A Bennett fracture is a specific type of hand injury. But, alongside this, other injuries can occur to the ‘thumb ray’ – which is basically everything that makes up your thumb, including the skin, muscles, and bone. Some of these injuries are things like damage to the thumb’s UCL, which is a ligament that helps your thumb move. Common examples of these kinds of injuries include ‘gamekeeper’s thumb’ and ‘skier’s thumb’.
What to expect with Rolando Fracture
The available scientific research on the long-term outcomes of Rolando fractures is limited. According to a study by Langhoff and colleagues, out of 17 Rolando fractures, 82% needed surgery. Out of those that needed surgery, 11 were treated with open reduction, a surgical procedure where the bones are put back in place, while three cases were treated with percutaneous K-wire fixation, another method of repairing the bone.

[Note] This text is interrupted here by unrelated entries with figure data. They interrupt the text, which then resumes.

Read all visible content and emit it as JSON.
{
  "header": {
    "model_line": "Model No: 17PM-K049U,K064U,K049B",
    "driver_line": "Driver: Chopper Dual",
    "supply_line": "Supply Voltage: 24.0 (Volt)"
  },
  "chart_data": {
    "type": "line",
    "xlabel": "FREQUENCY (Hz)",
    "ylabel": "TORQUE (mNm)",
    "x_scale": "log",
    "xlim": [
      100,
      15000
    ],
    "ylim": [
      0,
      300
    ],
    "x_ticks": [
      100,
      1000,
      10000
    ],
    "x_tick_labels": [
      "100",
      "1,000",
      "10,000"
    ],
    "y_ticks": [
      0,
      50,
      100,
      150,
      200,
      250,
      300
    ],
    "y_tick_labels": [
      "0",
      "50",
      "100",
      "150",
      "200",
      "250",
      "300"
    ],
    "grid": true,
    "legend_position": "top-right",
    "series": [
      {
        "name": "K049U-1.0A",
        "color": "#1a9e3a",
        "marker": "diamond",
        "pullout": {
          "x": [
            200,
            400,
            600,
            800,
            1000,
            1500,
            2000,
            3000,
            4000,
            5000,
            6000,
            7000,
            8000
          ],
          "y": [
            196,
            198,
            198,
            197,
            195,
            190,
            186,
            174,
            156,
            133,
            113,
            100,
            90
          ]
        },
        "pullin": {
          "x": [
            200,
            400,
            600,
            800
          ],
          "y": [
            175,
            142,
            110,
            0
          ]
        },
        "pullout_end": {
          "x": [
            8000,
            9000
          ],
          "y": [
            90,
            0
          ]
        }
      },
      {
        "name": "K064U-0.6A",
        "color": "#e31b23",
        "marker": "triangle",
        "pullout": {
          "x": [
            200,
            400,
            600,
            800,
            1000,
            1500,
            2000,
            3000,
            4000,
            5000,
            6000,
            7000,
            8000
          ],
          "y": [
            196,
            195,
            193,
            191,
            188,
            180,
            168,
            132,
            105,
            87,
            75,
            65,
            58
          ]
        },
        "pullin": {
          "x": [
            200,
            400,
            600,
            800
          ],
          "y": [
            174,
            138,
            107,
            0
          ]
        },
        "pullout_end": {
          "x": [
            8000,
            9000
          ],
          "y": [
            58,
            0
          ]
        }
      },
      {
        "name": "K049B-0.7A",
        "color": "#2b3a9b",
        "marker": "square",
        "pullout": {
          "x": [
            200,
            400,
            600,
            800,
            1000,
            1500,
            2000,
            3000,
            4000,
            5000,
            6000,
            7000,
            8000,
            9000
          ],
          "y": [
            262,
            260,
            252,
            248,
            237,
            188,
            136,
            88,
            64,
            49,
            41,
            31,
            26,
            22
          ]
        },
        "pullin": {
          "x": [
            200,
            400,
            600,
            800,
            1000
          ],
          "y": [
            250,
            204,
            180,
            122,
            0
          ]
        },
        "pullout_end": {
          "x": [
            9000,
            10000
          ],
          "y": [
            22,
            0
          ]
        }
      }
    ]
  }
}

The results of the surgery were excellent in 45.4% of patients who had open surgery according to radiological evaluations, which use imaging to assess healing. However, none of the cases treated with the percutaneous method showed excellent results on these evaluations.
Yet, in a follow-up study of 16 patients from the original group after a median period of 5.8 years, there seemed to be no relation between the quality of the bone repair and the presence of symptoms or the development of osteoarthritis, a condition where joints become stiff and painful. In this group, 37% were dealing with either symptoms or osteoarthritis.
Possible Complications When Diagnosed with Rolando Fracture
The key long-term problems resulting from Rolando’s fracture are stiffness and the development of osteoarthritis. The most serious type of this fracture is the multi-fragmentary form. This version of the fracture greatly increases the chances of experiencing joint stiffness and developing osteoarthritis.